HW problem, not sure where I'm going wrong on this.
Find $E(R)$ for a two-resistor circuit similar to the one described in Example 3.9.2, where $f_{X, Y}(x,y) = k(x + y)$, | $10 ≤ x ≤ 20$, $10 ≤ y ≤ 20$
Example 3.9.2 shows resistors set up in parallel, and gives the formula $\frac{1}{R} = \frac{1}{x} + \frac{1}{y}$.
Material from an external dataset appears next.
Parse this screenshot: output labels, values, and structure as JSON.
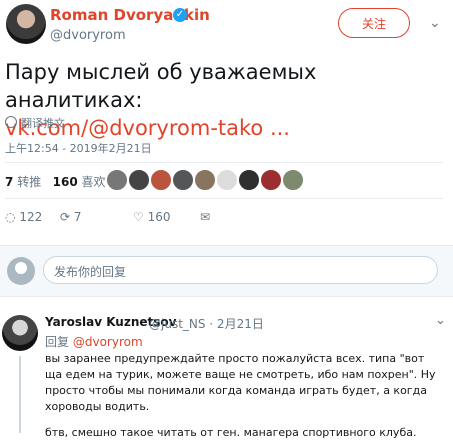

So I did that formula and came up with $$R = \frac{xy}{x + y}$$
Then plugging in
$$k\int_{10}^{20}\int_{10}^{20}{\left(\frac{xy}{x + y}\right)\left(x + y\right)}dx dy$$
Which cancels to
$$k\int_{10}^{20}\int_{10}^{20}{(xy)}dx dy$$
Which gives me the answer of $45000k$. Where am I going wrong? The answer should be 7.5 according to the answers in the back. Nothing in the problem indicates that $k = \frac{1}{6000}$ that I see, nor anything in the referenced example.
Thanks.
HINT you have to find $k$ such that $$k\int_{10}^{20}\int_{10}^{20}{\left(x + y\right)}dx dy=1$$